December 1st

It’s a very rainy morning. No walk since it’s more than an umbrella would stand plus I need to leave a little early to head to Sacramento. There’s a winter storm watch with lots of snow and wind for the Sierras. I -80 will be affected for sure but since I’m headed in the opposite direction it should be ok( except for the crazy drivers).

It’s hard to believe it’s almost the end of the year. 2023 is right around the corner. I was thinking back on all the wonderful Christmases we’ve had. A few were more somber like when B was diagnosed with MDS and me with myeloma and last year Heidi died shortly after Christmas. Really though most have been happy occasions, especially with children. Neither of my kids probably will have children so no grandkids but that’s their decision, not mine. I probably wouldn’t be the greatest grandparent anyway as I’m not into kids but then again, I didn’t like kids a lot before I had any so maybe it would be different. Who knows?

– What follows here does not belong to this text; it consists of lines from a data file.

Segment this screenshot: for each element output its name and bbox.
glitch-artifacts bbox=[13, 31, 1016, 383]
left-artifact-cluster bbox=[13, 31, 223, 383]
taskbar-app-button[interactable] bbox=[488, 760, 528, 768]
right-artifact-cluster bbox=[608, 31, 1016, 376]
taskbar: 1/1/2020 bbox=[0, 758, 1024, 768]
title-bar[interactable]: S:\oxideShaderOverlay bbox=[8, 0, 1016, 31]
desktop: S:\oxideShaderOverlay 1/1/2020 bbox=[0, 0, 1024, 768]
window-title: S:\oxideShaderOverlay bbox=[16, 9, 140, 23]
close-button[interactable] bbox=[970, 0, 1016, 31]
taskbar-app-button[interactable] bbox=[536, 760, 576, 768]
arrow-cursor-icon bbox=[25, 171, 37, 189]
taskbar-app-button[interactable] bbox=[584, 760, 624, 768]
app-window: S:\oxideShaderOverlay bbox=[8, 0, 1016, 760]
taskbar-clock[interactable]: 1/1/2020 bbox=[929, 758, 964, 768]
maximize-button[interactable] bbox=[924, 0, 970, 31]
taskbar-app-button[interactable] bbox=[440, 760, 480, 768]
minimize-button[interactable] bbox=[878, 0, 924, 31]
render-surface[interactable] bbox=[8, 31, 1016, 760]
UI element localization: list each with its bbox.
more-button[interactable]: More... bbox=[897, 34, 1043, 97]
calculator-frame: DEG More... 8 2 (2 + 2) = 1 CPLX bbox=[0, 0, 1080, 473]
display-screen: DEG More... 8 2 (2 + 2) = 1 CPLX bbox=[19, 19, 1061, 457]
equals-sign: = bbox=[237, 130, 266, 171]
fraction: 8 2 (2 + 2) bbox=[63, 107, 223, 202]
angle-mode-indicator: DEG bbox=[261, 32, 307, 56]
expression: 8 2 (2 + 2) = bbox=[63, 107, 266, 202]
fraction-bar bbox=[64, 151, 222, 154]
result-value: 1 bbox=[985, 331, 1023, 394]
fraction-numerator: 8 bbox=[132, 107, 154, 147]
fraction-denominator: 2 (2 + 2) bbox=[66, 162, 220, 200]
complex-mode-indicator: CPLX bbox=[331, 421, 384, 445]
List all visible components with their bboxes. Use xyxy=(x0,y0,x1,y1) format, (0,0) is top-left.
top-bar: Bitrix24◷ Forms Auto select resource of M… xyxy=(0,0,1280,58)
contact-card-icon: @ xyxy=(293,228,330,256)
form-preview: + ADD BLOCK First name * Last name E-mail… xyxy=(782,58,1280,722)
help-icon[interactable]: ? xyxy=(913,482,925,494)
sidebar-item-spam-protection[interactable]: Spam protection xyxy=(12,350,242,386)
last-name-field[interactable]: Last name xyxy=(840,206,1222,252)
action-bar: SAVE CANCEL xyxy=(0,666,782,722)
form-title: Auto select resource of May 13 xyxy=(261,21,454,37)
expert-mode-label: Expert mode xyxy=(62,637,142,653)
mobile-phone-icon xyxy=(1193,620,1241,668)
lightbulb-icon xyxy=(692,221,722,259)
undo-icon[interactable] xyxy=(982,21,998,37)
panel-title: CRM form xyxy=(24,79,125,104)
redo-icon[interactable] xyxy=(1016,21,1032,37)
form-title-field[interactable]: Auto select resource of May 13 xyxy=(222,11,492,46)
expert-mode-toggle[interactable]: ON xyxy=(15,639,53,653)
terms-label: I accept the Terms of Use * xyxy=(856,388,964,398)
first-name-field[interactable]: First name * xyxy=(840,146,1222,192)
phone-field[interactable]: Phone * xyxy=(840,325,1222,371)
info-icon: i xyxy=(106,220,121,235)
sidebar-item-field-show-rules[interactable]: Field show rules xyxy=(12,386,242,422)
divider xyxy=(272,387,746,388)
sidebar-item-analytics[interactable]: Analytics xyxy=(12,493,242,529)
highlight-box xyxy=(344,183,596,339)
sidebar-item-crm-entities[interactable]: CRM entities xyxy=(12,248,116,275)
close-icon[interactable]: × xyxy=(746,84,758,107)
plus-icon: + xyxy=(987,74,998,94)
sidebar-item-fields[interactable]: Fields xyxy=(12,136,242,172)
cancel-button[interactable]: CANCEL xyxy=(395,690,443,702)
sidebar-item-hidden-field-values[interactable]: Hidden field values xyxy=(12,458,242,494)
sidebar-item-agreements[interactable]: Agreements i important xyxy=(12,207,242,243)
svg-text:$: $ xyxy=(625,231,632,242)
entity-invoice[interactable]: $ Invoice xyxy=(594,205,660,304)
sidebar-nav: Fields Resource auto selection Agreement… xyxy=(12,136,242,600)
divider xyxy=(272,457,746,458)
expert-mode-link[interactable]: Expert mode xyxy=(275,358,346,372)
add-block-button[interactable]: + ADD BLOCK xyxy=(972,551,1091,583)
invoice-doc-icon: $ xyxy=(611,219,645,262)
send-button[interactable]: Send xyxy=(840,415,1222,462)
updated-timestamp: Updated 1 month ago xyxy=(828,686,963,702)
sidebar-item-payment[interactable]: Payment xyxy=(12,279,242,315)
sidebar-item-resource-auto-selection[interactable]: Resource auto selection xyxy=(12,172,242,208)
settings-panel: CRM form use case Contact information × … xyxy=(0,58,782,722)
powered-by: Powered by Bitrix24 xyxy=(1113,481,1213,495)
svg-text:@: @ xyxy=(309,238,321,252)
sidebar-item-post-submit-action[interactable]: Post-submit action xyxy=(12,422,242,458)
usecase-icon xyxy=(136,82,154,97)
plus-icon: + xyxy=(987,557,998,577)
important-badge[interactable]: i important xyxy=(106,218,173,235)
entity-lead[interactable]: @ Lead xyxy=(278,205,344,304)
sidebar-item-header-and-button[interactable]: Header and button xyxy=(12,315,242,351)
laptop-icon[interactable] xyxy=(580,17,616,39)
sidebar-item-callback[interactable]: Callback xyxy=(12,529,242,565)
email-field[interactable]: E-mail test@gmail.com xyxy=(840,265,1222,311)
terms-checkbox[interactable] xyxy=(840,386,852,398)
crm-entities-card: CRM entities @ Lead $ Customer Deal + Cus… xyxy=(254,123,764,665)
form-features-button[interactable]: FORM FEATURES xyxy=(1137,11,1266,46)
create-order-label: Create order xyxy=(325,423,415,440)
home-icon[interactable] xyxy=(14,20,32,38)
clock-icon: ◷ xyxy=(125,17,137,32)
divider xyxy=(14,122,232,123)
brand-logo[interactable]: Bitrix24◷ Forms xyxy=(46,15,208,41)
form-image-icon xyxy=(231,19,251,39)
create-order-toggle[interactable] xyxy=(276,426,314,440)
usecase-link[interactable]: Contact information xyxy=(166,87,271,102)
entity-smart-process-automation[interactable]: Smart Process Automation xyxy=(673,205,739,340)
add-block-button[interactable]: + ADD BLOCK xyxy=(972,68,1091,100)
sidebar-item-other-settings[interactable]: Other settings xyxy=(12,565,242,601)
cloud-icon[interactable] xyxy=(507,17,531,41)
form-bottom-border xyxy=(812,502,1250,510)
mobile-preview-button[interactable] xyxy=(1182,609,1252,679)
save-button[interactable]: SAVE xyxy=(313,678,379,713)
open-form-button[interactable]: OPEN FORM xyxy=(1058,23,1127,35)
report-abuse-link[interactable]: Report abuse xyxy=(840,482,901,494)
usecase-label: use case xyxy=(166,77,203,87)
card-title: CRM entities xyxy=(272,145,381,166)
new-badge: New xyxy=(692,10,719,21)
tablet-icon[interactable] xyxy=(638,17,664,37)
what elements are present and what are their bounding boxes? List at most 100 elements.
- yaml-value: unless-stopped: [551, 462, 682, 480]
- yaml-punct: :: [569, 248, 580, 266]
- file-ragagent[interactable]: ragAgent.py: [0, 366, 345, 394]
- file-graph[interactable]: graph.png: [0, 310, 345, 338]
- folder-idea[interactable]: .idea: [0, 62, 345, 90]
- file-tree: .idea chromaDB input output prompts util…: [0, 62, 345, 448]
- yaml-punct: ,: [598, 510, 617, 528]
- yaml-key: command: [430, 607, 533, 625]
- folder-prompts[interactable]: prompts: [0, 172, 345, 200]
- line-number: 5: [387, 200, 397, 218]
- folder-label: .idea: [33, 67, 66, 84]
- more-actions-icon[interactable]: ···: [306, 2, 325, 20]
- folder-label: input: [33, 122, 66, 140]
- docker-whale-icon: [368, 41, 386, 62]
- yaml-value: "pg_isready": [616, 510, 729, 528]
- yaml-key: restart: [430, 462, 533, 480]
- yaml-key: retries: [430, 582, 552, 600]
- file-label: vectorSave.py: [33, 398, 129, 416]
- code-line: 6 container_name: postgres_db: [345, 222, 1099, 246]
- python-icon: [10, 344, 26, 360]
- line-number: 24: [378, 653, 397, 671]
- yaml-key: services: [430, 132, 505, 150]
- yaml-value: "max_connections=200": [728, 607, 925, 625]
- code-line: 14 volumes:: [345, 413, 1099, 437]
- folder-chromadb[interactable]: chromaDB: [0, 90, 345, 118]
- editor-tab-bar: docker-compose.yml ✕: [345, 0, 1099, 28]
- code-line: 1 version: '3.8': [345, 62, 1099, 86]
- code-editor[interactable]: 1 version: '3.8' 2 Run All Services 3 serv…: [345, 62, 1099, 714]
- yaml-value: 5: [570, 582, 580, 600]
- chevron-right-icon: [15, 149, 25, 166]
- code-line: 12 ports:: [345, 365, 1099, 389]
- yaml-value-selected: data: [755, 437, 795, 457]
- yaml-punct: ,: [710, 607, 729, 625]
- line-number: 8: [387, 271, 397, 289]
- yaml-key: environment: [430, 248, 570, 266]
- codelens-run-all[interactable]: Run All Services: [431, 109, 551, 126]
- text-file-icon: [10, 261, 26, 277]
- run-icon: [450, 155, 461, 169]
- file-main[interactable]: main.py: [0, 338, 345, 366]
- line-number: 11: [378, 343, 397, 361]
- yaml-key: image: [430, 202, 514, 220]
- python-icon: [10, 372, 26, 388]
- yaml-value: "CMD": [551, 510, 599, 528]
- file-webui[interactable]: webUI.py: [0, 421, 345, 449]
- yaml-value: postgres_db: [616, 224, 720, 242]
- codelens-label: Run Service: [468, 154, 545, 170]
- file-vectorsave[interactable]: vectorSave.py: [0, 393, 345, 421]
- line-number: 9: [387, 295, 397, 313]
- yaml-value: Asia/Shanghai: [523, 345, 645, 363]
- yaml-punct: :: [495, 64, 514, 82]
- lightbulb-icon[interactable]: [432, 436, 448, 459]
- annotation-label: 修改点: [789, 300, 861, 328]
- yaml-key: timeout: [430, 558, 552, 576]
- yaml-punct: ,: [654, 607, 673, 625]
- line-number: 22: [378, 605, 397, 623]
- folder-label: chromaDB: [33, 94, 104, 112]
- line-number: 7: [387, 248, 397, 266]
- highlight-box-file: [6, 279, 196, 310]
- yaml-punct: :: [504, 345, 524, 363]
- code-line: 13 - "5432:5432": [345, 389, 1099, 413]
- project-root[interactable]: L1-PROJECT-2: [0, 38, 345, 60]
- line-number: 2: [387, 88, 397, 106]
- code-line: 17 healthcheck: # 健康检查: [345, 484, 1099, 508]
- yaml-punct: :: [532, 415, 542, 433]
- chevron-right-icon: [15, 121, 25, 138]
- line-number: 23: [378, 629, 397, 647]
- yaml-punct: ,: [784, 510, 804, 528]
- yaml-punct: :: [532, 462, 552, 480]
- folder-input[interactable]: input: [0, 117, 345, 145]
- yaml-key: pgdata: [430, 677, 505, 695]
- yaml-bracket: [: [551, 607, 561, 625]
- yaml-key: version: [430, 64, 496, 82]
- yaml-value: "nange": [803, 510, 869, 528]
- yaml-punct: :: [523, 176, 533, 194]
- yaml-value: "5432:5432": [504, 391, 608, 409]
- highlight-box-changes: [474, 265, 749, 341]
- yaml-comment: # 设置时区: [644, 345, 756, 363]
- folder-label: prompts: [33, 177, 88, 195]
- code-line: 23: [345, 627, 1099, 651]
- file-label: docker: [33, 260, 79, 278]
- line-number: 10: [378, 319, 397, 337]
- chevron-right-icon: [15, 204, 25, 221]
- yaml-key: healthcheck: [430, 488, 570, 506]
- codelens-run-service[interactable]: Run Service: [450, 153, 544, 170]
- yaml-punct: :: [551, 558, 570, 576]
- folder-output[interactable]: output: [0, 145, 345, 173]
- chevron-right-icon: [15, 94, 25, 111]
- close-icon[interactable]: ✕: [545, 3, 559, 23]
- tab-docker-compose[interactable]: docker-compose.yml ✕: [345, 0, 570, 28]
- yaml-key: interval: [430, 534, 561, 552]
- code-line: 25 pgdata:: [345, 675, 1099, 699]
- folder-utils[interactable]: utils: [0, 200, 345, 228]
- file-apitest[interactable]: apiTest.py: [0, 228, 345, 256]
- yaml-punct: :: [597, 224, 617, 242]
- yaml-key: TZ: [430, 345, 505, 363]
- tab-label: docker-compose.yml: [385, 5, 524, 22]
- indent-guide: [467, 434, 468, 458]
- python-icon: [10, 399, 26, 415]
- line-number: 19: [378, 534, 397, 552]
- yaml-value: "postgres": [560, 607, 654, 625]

I’ve been working on a gratitude journal for next year and want to write something I’m grateful for every day. Right now I’m just waiting in my daily to -do/budget book. Maybe that’s all I need instead of something separate. I’ll think about it.

Our first Christmas together after we were married was in Tucson. We had rice with nuts and raisons in teak salad bowls my mother had sent us. I’m sure we had a tree of some sort as we used to work the Uof A’s forestry tree lot but I don’t think we did that first year. The following year started our tradition of lasagna for Christmas. We didn’t have an oven so I went to the landlord’s house next door and used his oven. I’m sure there have been a few Christmases we didn’t have lasagna. And that’s on the menu for this year too.